A época foi o início da massificação do uso da palavra “ostentação” no meio cultural. Um ano depois, veio a onda dos “rolezinhos”. Em que jovens, em especial das periferias, ocuparam os shoppings, espaço em que eram tratados com de forma preconceituosa, ostentando roupas de marcas famosas. Toda essa narrativa não passou despercebida das letras do Racionais MC’s.

De 2006 a 2014, 3,3 milhões de famílias ascenderam das classes D e E para a C, que, no começo de 2014 era a classe social que mais crescia no país. Em 2013, as 108 milhões de pessoas que compunham essa classe gastaram 1,17 trilhão de reais. A aumento do consumo vinha acontecendo graças a uma diminuição do desemprego e às políticas públicas de distribuição de renda, implantadas no início da década.

Também em 2013, antes da recessão e da crise econômica que começou a atingir o país dois anos depois, a possibilidade do aumento da renda dessas famílias colocou em pauta a forma como a classe C gastava seu dinheiro.

No álbum “Cores e Valores”, lançado em 2014, a ascensão social é cantada por Ice Blue, dos Racionais. (Os nego quer algo mais do que um barraco pra dormir / Os nego quer não só viver de aparência / Quer ter roupa, quer ter joia e se incluir / Quer ter euro, quer ter dólar e usufruir), assim como a cultura do consumo (Cordão (eu compro) / Que agride (eu compro) / Os pano (eu compro) / De grife (eu compro) / Pra nós não tem limite) e as desigualdades que não cessaram com o aumento do poder de consumo (Olha só aquele shopping, que da hora! / Uns moleques na frente pedindo esmola).

“Qual é o efeito quando o cara que nunca teve acesso ao ensino financeiro pode entrar numa loja e gastar seu dinheiro? Isso é muito importante para entender de onde vem a ostentação no caso de quem sempre teve o acesso negado ao consumo e ao dinheiro. É um paradigma muito complexo”, argumenta Gabriela.

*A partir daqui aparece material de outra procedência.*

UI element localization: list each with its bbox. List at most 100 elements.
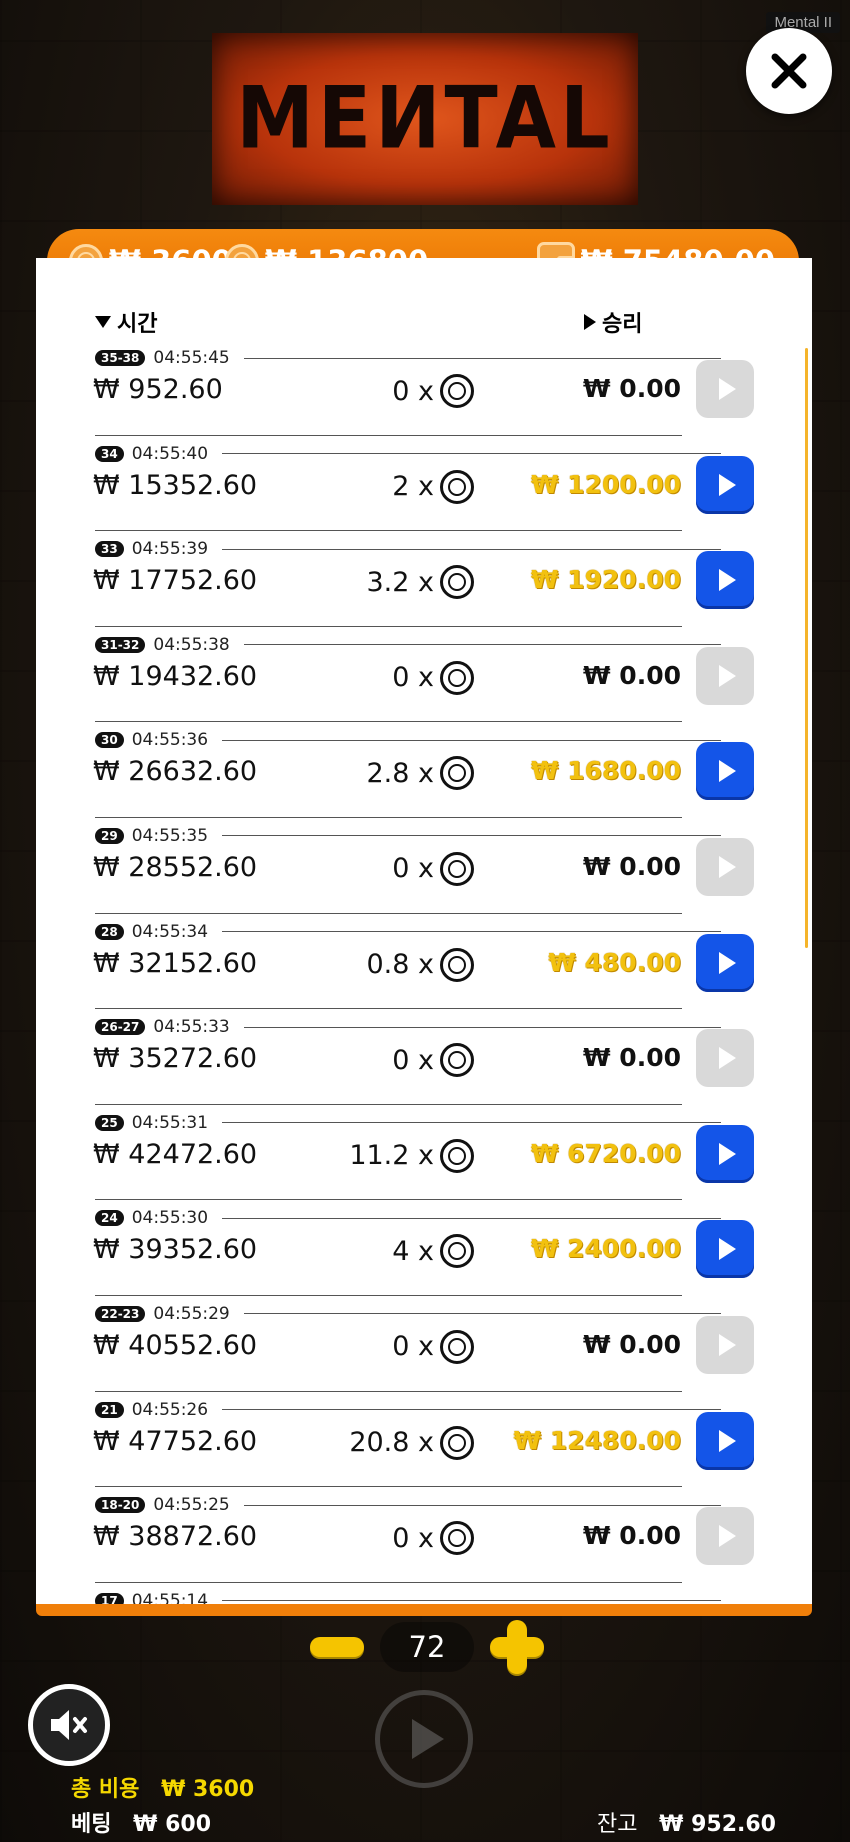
- row-multiplier: 2 x: [316, 469, 474, 504]
- replay-button[interactable]: [696, 1411, 754, 1470]
- play-icon: [718, 1142, 736, 1165]
- row-time: 04:55:26: [131, 1399, 209, 1420]
- total-cost-value: ₩ 3600: [161, 1777, 255, 1802]
- bet-value: ₩ 600: [133, 1812, 212, 1837]
- round-badge: 30: [95, 732, 124, 749]
- play-icon: [718, 378, 736, 400]
- multiplier-text: 20.8 x: [349, 1427, 434, 1459]
- balance: 잔고 ₩ 952.60: [597, 1806, 776, 1838]
- sort-by-time[interactable]: 시간: [95, 306, 157, 338]
- history-row: 33 04:55:39 ₩ 17752.60 3.2 x ₩ 1920.00: [36, 531, 812, 627]
- row-balance: ₩ 28552.60: [93, 851, 258, 883]
- row-balance: ₩ 40552.60: [93, 1329, 258, 1361]
- row-meta: 17 04:55:14: [95, 1591, 721, 1604]
- row-balance: ₩ 39352.60: [93, 1234, 258, 1266]
- history-row: 35-38 04:55:45 ₩ 952.60 0 x ₩ 0.00: [36, 340, 812, 436]
- play-icon: [718, 569, 736, 592]
- row-time: 04:55:36: [131, 730, 209, 751]
- row-win: ₩ 480.00: [548, 947, 681, 977]
- row-meta: 34 04:55:40: [95, 444, 721, 464]
- multiplier-text: 0 x: [392, 1522, 434, 1554]
- replay-button: [696, 1507, 754, 1566]
- round-badge: 35-38: [95, 350, 146, 366]
- round-count: 72: [380, 1622, 474, 1672]
- row-multiplier: 0 x: [316, 1329, 474, 1364]
- play-icon: [718, 1238, 736, 1261]
- decrease-button[interactable]: [310, 1637, 364, 1657]
- coin-icon: [440, 1329, 474, 1364]
- history-row: 29 04:55:35 ₩ 28552.60 0 x ₩ 0.00: [36, 818, 812, 914]
- coin-icon: [440, 756, 474, 791]
- play-icon: [718, 1525, 736, 1548]
- coin-icon: [440, 1138, 474, 1173]
- sort-by-win[interactable]: 승리: [584, 306, 642, 338]
- row-time: 04:55:30: [131, 1208, 209, 1229]
- row-balance: ₩ 47752.60: [93, 1425, 258, 1457]
- row-balance: ₩ 32152.60: [93, 947, 258, 979]
- row-time: 04:55:34: [131, 921, 209, 942]
- replay-button[interactable]: [696, 551, 754, 610]
- row-balance: ₩ 35272.60: [93, 1043, 258, 1075]
- row-time: 04:55:25: [153, 1495, 230, 1516]
- row-meta: 29 04:55:35: [95, 826, 721, 846]
- divider: [222, 548, 721, 550]
- replay-button[interactable]: [696, 1124, 754, 1183]
- increase-button[interactable]: [490, 1620, 544, 1674]
- multiplier-text: 0 x: [392, 375, 434, 407]
- divider: [222, 931, 721, 933]
- row-win: ₩ 12480.00: [513, 1425, 681, 1455]
- play-icon: [718, 951, 736, 974]
- coin-icon: [440, 565, 474, 600]
- row-meta: 26-27 04:55:33: [95, 1017, 721, 1037]
- multiplier-text: 3.2 x: [366, 566, 435, 598]
- coin-icon: [440, 1234, 474, 1269]
- logo-text: MEИTAL: [236, 69, 614, 169]
- total-cost-label: 총 비용: [71, 1777, 140, 1802]
- history-row: 22-23 04:55:29 ₩ 40552.60 0 x ₩ 0.00: [36, 1296, 812, 1392]
- history-row: 30 04:55:36 ₩ 26632.60 2.8 x ₩ 1680.00: [36, 722, 812, 818]
- row-time: 04:55:40: [131, 443, 209, 464]
- bet-amount: 베팅 ₩ 600: [71, 1806, 211, 1838]
- row-multiplier: 4 x: [316, 1234, 474, 1269]
- replay-button: [696, 1029, 754, 1088]
- coin-icon: [440, 1043, 474, 1078]
- caret-down-icon: [95, 316, 111, 328]
- time-column-label: 시간: [117, 312, 158, 337]
- row-multiplier: 0 x: [316, 660, 474, 695]
- divider: [243, 1313, 721, 1315]
- replay-play-button[interactable]: [375, 1690, 473, 1788]
- row-multiplier: 0 x: [316, 1521, 474, 1556]
- divider: [243, 1026, 721, 1028]
- mute-button[interactable]: [28, 1684, 110, 1766]
- history-row: 34 04:55:40 ₩ 15352.60 2 x ₩ 1200.00: [36, 436, 812, 532]
- row-win: ₩ 0.00: [583, 660, 681, 690]
- row-meta: 30 04:55:36: [95, 730, 721, 750]
- replay-button[interactable]: [696, 742, 754, 801]
- coin-icon: [440, 374, 474, 408]
- row-meta: 18-20 04:55:25: [95, 1495, 721, 1515]
- speaker-muted-icon: [51, 1710, 87, 1740]
- bet-label: 베팅: [71, 1812, 112, 1837]
- row-time: 04:55:39: [131, 539, 209, 560]
- row-time: 04:55:29: [153, 1303, 230, 1324]
- row-time: 04:55:31: [131, 1112, 209, 1133]
- balance-value: ₩ 952.60: [659, 1812, 776, 1837]
- replay-button: [696, 646, 754, 705]
- replay-button[interactable]: [696, 455, 754, 514]
- row-win: ₩ 6720.00: [530, 1138, 681, 1168]
- row-balance: ₩ 38872.60: [93, 1521, 258, 1553]
- divider: [222, 1217, 721, 1219]
- row-multiplier: 0 x: [316, 851, 474, 886]
- history-row: 21 04:55:26 ₩ 47752.60 20.8 x ₩ 12480.00: [36, 1392, 812, 1488]
- row-meta: 28 04:55:34: [95, 922, 721, 942]
- row-meta: 33 04:55:39: [95, 539, 721, 559]
- multiplier-text: 0 x: [392, 1044, 434, 1076]
- multiplier-text: 0.8 x: [366, 949, 435, 981]
- replay-button[interactable]: [696, 933, 754, 992]
- row-win: ₩ 1920.00: [530, 565, 681, 595]
- row-meta: 22-23 04:55:29: [95, 1304, 721, 1324]
- row-meta: 25 04:55:31: [95, 1113, 721, 1133]
- close-button[interactable]: [746, 28, 832, 114]
- replay-button[interactable]: [696, 1220, 754, 1279]
- row-time: 04:55:35: [131, 825, 209, 846]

Caroline Amanda, do Coletivo Carolina de Jesus, explica que em um momento de ascensão da classe C, como o vivido na última década, a prática do consumo foi usada por muitos como forma de substituir lacunas sociais. “Aquele que foi humilhado, sofreu violências, violações, vai usar o consumo para ser aceito”, explica ela.

Já em 2014, um em cada quatro inadimplentes da classe C devia ao menos o dobro de sua renda. Em 2017, segundo o Serasa, quase 80% dos brasileiros inadimplentes ganhava, no máximo, até dois salários mínimos.

“A importância da discussão da retomada da agência financeira tem a ver com a compreensão do que é ser negro na sociedade e sobre não usar o consumo como fuga, como acontece, mas de forma responsável”, completa Caroline.

Público alvo  
Até agora, 80% dos alunos da NoFront são mulheres. A faixa etária varia dos 18 aos 58 anos.

Gabriela joga luz para o fato de que as mulheres negras de periferias desenvolvem, com a vivência, um know how para administrar o pouco e do pouco fazer muito. Não fugindo das estatísticas, muitas assumem uma jornada dupla, muitas vezes tripla, para sustentar a família.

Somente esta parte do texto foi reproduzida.